Les mesures de jeudi ont également désigné deux Chinois et une société chinoise, Haitai Technology Development, qui, selon l'UE, ont tenté de voler des secrets commercialement sensibles à des multinationales occidentales.

Et ils ont nommé une société nord-coréenne, Chosun Expo, pour ses attaques contre le régulateur du secteur financier polonais, l'Autorité polonaise de surveillance financière, ainsi que la société américaine Sony Pictures, et des banques en Asie et aux États-Unis.

« Un tel comportement est inacceptable car il porte atteinte à la sécurité et à la stabilité internationales », a déclaré le chef des affaires étrangères de l'UE, Josep Borrell.

La Russie et la Corée du Nord n'ont pas immédiatement commenté.

Mais l'ambassade chinoise de l'UE à Bruxelles a déclaré qu'elle était « un ardent défenseur de la sécurité des réseaux et l'une des plus grandes victimes des attaques de pirates », dans un communiqué publié à l'agence de presse Reuters.

Le cyberespace doit être préservé via « le dialogue et la coopération », au lieu de sanctions, a-t-il ajouté.

Les sanctions contre le GRU de l'UE sont intervenues le jour même où une société de sécurité Internet basée en Californie, Mandiant Solutions, a également pointé du doigt Moscou pour avoir piraté des sites Web d'information en Europe.

La firme a une « confiance modérée », a-t-elle déclaré, que 14 attaques de désinformation anti-OTAN entre mars 2017 et mai de cette année sont venues de Russie.

Les incidents faisaient « partie d'une campagne d'influence plus large, concertée et continue » qui était « alignée sur les intérêts de sécurité russes », a-t-il indiqué.

'Fantôme écrivain'

Il a appelé la campagne « Ghostwriter » parce que les pirates ont fait irruption dans des sites Web d'information dans les pays baltes et en Pologne pour insérer de fausses histoires sur leurs pages Web.
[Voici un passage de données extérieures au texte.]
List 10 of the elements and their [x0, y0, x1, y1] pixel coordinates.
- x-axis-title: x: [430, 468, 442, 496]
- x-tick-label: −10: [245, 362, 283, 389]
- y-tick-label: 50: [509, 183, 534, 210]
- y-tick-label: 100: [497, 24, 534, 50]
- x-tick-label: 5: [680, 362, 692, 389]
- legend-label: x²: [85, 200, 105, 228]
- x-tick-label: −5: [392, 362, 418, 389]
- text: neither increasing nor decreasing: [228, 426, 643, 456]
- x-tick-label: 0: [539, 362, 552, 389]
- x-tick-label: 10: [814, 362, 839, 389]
Par exemple, en septembre de l'année dernière, Ghostwriter a piraté le site Web lituanien kaunas.kasvyksta.lt et inséré un faux article disant que les troupes allemandes de l'OTAN dans le pays avaient profané un cimetière juif.

Il a également créé des images photoshoppées du cimetière comme preuve présumée accompagnant le faux article.

Dans un deuxième exemple, en mai de cette année, il a compromis sept sites Internet d'information régionaux polonais avec de fausses citations d'un général américain ridiculisant les forces armées polonaises.

Ghostwriter a également publié un faux contenu selon lequel des soldats de l'OTAN propageaient un coronavirus dans la région, violaient des gens et écrasaient des enfants dans des voitures blindées

Et il a utilisé de faux personnages en ligne pour envoyer des liens vers les fausses histoires à d'autres médias.

Le service diplomatique de Borrell dispose d'une cellule spéciale pour démystifier la propagande russe.

Mais l'UE n'a pas de sanctions de contre-propagande sur le modèle de la cybercriminalité, des armes chimiques ou des droits de l'homme.

« Ghostwriter cible déjà l'Occident, mais les méthodes qui y sont associées seront de plus en plus considérées en Europe et aux États-Unis comme un moyen d'y modifier la perception », a déclaré l'expert en technologie de Mandiant Solutions John Hultquist dans un communiqué.

« La méthode de piratage des sites médiatiques pour promouvoir des récits fabriqués est puissante », a-t-il ajouté.